Bio::Tools::Run::PiseApplication::rnaeval.3pm

Langue: en

Autres versions - même langue

Version: 2008-11-10 (debian - 07/07/09)

Section: 3 (Bibliothèques de fonctions)

NAME

Bio::Tools::Run::PiseApplication::rnaeval

SYNOPSIS

   #
 
 

DESCRIPTION

Bio::Tools::Run::PiseApplication::rnaeval
       Bioperl class for:
 
         VIENNARNA       RNAeval - calculate energy of RNA sequences on given secondary structure (Hofacker, Stadler)
 
         References:
 
                 I.L. Hofacker, W. Fontana, P.F. Stadler, S. Bonhoeffer, M. Tacker, P. Schuster (1994) Fast Folding and Comparison of RNA Secondary Structures. Monatshefte f. Chemie 125: 167-188
 
 
 
       Parameters: 
 
         (see also:
           http://bioweb.pasteur.fr/seqanal/interfaces/rnaeval.html 
          for available values):
 
 
                 rnaeval (String)
 
                 seqstruct (InFile)
                         Sequences/Structures File (output of RNAfold)
                         pipe: rnafold_struct
 
                 temperature (Integer)
                         Rescale energy parameters to a temperature of temp C. (-T)
 
                 tetraloops (Switch)
                         Do not include special stabilizing energies for certain tetraloops (-4)
 
                 dangling (Switch)
                         Don't give stabilizing energies to single stacked bases in dangling ends (-d)
 
                 d2 (Switch)
                         Treat dangling ends as in the partition function algorithm (-d2)
 
                 logML (Switch)
                         Let multiloop energies depend logarithmically on the size (-logML)
 
                 parameter (InFile)
                         Parameter file (-P)
 
                 energy (Excl)
                         Energy parameters for the artificial ABCD... alphabet (-e)
 
 

FEEDBACK

Mailing Lists

User feedback is an integral part of the evolution of this and other Bioperl modules. Send your comments and suggestions preferably to the Bioperl mailing list. Your participation is much appreciated.
   bioperl-l@bioperl.org                  - General discussion
   http://bioperl.org/wiki/Mailing_lists  - About the mailing lists
 
 

Reporting Bugs

Report bugs to the Bioperl bug tracking system to help us keep track of the bugs and their resolution. Bug reports can be submitted via the web:
   http://bugzilla.open-bio.org/
 
 

AUTHOR

Catherine Letondal (letondal@pasteur.fr) Copyright (C) 2003 Institut Pasteur & Catherine Letondal. All Rights Reserved.

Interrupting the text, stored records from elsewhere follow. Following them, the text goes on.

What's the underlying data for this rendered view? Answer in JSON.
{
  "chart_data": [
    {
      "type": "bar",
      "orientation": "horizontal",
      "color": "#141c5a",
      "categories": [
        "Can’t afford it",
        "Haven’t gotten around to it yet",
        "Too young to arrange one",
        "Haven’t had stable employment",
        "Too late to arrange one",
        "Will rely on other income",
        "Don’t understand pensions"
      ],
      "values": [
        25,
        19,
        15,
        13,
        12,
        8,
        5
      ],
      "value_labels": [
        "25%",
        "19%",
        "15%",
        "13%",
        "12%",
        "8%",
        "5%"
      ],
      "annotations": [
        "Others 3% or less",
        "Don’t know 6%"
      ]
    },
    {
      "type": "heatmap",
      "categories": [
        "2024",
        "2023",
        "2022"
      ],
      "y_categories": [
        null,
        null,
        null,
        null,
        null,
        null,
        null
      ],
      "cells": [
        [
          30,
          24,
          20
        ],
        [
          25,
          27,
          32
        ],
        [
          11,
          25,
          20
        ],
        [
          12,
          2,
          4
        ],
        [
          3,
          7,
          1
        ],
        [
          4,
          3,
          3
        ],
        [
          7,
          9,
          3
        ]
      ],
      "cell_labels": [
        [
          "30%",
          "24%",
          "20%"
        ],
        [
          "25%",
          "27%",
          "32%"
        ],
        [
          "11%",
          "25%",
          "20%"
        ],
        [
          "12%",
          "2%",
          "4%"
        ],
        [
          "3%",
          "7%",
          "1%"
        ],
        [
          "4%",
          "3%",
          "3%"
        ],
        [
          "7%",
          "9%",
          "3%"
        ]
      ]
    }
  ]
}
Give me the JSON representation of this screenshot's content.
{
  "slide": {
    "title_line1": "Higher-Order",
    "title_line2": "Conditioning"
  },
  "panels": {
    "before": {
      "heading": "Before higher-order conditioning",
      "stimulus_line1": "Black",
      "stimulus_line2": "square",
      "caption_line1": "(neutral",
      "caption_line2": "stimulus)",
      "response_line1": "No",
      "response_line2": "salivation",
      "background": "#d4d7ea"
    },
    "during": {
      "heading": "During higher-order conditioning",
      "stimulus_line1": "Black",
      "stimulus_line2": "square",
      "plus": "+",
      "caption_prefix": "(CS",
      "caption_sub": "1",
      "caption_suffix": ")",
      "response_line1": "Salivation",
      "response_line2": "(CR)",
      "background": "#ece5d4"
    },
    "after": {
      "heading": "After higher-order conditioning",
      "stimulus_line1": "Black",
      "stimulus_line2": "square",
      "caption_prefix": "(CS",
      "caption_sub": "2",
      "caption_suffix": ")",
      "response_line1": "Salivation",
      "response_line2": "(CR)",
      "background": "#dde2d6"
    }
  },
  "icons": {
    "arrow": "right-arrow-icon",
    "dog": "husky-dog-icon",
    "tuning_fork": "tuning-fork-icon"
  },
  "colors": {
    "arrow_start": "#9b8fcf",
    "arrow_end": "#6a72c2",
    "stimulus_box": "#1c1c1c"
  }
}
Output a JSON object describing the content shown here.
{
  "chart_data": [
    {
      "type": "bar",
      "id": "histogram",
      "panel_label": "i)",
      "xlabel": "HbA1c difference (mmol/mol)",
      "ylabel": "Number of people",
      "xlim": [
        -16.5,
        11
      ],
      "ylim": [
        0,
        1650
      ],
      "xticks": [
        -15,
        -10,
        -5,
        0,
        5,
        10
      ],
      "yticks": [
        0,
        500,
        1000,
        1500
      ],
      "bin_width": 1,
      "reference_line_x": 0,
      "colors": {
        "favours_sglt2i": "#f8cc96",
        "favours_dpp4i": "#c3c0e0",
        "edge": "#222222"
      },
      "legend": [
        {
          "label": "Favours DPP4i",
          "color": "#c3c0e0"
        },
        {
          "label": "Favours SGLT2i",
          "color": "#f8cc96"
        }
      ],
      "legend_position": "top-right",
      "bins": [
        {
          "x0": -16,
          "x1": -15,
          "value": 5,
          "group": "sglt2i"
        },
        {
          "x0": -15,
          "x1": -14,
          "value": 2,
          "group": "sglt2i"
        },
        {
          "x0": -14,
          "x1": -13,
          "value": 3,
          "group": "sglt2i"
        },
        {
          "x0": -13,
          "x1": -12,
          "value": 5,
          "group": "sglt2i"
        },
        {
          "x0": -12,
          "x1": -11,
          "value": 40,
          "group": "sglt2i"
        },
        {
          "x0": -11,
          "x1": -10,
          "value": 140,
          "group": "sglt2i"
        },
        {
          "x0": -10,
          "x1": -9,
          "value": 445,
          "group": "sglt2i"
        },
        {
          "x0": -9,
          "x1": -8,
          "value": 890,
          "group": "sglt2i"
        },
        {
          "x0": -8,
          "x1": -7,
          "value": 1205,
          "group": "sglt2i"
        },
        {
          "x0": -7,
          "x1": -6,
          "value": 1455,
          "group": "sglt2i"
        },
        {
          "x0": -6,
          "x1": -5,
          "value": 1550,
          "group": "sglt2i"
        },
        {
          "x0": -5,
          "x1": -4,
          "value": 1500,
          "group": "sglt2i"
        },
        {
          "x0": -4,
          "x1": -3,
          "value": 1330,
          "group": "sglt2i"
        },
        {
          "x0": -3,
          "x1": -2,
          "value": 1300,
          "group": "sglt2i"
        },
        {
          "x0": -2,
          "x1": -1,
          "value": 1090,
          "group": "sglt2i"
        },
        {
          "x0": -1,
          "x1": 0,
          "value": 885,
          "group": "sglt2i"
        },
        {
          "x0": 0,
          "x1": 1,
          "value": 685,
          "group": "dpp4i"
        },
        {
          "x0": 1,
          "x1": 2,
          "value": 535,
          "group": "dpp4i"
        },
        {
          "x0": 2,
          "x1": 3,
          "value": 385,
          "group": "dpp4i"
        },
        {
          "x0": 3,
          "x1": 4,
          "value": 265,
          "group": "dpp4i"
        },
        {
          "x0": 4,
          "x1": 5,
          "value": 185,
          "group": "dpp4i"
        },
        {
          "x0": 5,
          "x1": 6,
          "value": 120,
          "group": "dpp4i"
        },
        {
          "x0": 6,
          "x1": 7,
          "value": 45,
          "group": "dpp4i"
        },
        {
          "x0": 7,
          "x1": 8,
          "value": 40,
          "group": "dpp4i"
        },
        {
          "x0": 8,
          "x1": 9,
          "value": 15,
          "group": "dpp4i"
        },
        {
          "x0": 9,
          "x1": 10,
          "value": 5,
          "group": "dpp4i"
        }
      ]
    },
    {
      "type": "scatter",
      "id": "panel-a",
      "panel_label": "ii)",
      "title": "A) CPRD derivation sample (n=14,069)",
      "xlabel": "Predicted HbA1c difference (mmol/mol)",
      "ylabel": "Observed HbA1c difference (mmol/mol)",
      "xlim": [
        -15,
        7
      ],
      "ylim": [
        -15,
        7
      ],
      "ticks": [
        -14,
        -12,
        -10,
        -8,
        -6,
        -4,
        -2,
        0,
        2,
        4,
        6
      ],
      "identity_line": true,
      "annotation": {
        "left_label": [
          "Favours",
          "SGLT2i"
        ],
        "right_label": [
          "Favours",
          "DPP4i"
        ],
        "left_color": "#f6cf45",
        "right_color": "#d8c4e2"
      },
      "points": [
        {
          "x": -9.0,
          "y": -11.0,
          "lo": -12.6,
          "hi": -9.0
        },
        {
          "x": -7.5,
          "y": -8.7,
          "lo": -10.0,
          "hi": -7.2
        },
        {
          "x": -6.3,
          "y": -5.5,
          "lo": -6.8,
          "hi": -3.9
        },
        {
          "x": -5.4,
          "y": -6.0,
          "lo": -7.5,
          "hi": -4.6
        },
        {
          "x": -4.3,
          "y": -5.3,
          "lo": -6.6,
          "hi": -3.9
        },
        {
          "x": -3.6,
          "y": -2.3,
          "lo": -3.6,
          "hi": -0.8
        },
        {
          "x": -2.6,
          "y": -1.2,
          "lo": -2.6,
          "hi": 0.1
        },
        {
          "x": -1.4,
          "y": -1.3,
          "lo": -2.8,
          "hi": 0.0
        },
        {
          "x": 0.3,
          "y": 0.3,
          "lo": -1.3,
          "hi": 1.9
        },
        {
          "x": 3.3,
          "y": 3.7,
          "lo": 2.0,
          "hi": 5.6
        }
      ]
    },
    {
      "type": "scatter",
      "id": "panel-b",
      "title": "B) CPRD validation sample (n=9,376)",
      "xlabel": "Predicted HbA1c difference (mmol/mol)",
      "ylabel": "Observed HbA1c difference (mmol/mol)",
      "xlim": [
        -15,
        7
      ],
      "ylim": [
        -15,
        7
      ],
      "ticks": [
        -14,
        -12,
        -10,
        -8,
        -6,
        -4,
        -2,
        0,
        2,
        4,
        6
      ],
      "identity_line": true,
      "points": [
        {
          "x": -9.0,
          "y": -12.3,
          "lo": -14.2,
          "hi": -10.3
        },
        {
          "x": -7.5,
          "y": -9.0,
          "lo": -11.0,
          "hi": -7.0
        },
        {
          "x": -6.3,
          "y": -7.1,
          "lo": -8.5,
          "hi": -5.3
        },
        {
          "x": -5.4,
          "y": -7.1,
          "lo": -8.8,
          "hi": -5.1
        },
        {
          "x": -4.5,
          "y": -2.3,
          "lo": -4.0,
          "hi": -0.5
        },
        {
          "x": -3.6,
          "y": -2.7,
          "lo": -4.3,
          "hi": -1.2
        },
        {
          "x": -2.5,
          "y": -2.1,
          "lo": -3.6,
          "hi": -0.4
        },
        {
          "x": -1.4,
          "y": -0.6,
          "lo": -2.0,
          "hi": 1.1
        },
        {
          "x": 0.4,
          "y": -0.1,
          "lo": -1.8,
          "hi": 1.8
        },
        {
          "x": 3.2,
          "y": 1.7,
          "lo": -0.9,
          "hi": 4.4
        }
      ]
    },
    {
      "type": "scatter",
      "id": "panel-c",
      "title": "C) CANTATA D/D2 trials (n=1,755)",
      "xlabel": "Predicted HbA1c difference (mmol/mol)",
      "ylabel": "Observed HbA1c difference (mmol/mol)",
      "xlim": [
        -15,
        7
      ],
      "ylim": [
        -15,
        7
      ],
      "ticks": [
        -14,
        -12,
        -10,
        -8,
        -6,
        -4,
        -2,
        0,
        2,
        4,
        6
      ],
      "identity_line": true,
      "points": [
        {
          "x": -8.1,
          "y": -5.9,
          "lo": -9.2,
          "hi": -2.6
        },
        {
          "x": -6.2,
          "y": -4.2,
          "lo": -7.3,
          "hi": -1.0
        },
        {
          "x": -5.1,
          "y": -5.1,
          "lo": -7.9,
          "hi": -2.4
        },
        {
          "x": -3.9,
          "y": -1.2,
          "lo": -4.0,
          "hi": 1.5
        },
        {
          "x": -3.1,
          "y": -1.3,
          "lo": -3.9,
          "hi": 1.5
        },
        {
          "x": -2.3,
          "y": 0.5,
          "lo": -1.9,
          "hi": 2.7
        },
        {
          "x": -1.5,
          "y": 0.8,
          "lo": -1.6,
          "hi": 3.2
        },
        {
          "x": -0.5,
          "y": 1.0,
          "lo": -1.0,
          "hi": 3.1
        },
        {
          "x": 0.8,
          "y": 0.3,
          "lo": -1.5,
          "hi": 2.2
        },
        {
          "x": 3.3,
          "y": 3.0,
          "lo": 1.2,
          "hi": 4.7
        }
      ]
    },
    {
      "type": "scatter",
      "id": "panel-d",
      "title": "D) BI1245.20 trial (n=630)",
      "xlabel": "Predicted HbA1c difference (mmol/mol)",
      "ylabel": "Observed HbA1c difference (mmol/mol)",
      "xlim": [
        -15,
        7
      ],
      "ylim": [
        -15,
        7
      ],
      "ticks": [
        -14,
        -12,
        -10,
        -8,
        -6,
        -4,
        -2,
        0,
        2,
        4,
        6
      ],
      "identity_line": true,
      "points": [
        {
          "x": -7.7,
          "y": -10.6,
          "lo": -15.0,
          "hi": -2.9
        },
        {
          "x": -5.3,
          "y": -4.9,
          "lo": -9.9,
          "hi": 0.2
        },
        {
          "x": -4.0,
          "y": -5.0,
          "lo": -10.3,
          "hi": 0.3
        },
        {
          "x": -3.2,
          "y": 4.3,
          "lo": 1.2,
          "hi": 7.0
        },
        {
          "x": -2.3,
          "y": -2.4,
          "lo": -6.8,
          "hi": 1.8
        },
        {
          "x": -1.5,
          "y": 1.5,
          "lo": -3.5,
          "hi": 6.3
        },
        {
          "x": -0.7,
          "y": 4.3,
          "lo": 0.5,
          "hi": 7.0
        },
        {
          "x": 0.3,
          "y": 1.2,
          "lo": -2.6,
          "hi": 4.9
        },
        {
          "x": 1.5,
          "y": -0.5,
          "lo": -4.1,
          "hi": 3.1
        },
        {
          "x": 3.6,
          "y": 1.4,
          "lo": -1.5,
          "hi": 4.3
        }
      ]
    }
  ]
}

This module is free software; you can redistribute it and/or modify it under the same terms as Perl itself.

DISCLAIMER

This software is provided ``as is'' without warranty of any kind.

SEE ALSO

http://bioweb.pasteur.fr/seqanal/interfaces/rnaeval.html
Bio::Tools::Run::PiseApplication
Bio::Tools::Run::AnalysisFactory::Pise
Bio::Tools::Run::PiseJob

new

  Title   : new()
  Usage   : my $rnaeval = Bio::Tools::Run::PiseApplication::rnaeval->new($location, $email, @params);
  Function: Creates a Bio::Tools::Run::PiseApplication::rnaeval object.
            This method should not be used directly, but rather by 
            a Bio::Tools::Run::AnalysisFactory::Pise instance.
            my $factory = Bio::Tools::Run::AnalysisFactory::Pise->new();
            my $rnaeval = $factory->program('rnaeval');
  Example : -
  Returns : An instance of Bio::Tools::Run::PiseApplication::rnaeval.